I didn’t follow up with my doctor until like 3 days later, but I got the important stuff out of the way.

It’s been 3 weeks and still it’s so crazy.

The first night without tinnitus was a trip. It was so quiet. I finally understood the phrase “deafening silence.” It was confounding. I was borderline distressed that the thing that had attempted to ruin my life was finally gone. I couldn’t sleep with so much silence around me. Just as I’d done before, I queued up some white noise videos to help me sleep, only this time it was to mask the overwhelming silence.

Pictured: aggressive silence.

Everything felt surreal for the next few days. Everything was too loud. Traffic, typing, footsteps, voices. I even spoke quieter because my normal speaking voice suddenly seemed 10 times louder. I often paused to just listen to the quiet; was this for real? Is this what life sounds like all the time? Is everything always this quiet? I truly couldn’t believe it.

A few days later, I decided to go out to Redwood Regional Park because I’m a person who goes hiking now, and also I wanted to totally envelop myself in absolute silence. I was still getting used to the absence of my tinnitus, but I wanted to know what it felt like to hear absolutely nothing again. Although I had gotten used to how quiet things were, I wanted to hear a complete absence of sound. I drove out to the park and delved deep into the woods.

Armed with my water bottle, my camera, and what felt like a brand-spankin’ new ear, I ventured through the trees and brush, stopping almost constantly to look around and marvel at the silence.

After a few minutes of walking, I’d slow my breath, stand still, and just listen. It was incredible. There were so many long moments of total and complete silence. Every so often, sounds of other hikers, dogs, birds, wind, and more would trickle in, but I didn’t mind; I could hear it all. And I only had to wait a few moments more to hear nothing again.

It felt like a weight I didn’t even know I had had been lifted from my shoulders. It felt like I was experiencing everything for the first time. It felt like I could finally get some sleep.

I’ve written and deleted and rewritten and deleted sentence after sentence trying to describe this feeling, and I’ve come to the conclusion that, corny as it sounds, words really can’t describe it. I don’t have any words for the feeling of sudden, unexpected, and unexplainable relief from an untreatable disorder I’ve lived with for most of my adulthood, followed by fear of its return, and amazement at the concept of sound and its varying volumes.
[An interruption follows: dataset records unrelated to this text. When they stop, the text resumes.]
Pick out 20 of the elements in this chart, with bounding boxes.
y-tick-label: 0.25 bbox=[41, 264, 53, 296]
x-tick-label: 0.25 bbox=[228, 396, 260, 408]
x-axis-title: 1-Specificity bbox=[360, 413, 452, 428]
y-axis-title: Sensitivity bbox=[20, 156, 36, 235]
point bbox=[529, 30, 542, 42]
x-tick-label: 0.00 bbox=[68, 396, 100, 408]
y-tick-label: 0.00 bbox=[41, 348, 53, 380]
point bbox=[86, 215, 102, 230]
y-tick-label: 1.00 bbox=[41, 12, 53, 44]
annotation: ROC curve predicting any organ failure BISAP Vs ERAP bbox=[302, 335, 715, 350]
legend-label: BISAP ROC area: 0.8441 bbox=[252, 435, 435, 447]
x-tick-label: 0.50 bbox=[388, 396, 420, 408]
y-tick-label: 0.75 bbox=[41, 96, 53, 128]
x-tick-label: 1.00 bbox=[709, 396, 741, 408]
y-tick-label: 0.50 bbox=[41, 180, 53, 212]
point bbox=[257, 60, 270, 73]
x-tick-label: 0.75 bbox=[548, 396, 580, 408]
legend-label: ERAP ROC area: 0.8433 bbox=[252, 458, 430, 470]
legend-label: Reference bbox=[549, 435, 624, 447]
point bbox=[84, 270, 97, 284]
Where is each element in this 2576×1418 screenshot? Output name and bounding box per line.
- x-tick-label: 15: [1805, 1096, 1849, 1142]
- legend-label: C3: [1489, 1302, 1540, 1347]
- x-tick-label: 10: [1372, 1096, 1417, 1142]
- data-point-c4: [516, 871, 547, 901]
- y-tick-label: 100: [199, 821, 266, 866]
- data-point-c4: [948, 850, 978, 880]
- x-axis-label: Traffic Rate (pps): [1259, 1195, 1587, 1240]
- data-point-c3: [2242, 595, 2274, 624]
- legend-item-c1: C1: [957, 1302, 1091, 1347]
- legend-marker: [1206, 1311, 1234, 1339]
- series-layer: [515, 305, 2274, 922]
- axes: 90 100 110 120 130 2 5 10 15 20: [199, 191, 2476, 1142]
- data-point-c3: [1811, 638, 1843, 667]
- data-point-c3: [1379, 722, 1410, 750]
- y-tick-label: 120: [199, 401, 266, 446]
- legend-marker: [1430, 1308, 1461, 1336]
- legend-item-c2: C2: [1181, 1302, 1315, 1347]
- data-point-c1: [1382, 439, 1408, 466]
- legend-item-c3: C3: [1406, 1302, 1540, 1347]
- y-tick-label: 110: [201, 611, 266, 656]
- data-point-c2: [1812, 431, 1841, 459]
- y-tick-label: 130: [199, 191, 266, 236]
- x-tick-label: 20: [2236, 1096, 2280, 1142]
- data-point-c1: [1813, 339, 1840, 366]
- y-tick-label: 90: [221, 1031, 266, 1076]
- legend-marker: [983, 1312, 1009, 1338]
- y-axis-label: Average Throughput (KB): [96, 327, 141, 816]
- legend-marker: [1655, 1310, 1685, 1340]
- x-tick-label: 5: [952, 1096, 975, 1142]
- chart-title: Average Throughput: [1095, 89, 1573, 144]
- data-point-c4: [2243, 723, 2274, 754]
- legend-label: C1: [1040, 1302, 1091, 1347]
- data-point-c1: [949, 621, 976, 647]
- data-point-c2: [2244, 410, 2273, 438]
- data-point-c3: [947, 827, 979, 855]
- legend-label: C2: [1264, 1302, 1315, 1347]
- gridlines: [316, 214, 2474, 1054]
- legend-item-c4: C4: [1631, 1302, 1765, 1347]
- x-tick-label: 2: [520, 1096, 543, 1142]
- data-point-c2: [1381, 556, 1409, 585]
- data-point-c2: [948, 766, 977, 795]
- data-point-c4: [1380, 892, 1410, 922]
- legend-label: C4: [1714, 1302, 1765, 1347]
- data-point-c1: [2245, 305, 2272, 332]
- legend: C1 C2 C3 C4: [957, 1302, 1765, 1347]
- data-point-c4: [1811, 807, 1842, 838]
I almost can’t believe it’s really gone, and find myself zoning out, listening to the world around me with an absence of the dreaded whoosh…whoosh…whoosh at every waking moment. I sometimes even strain my neck or shake my head, wondering if I’ll trigger its return. It’s not that I want it back; I don’t. I’m just testing to see if it’s really, really gone.

And I don’t know if the tinnitus is gone forever, or just a little while, but I think I’ll be ok either way. In the 6 years I had it, I learned to adapt to it and how to cope with it, so I know if it does come back that I’ll be ok. But, at least for now, I’d like to continue enjoying silence.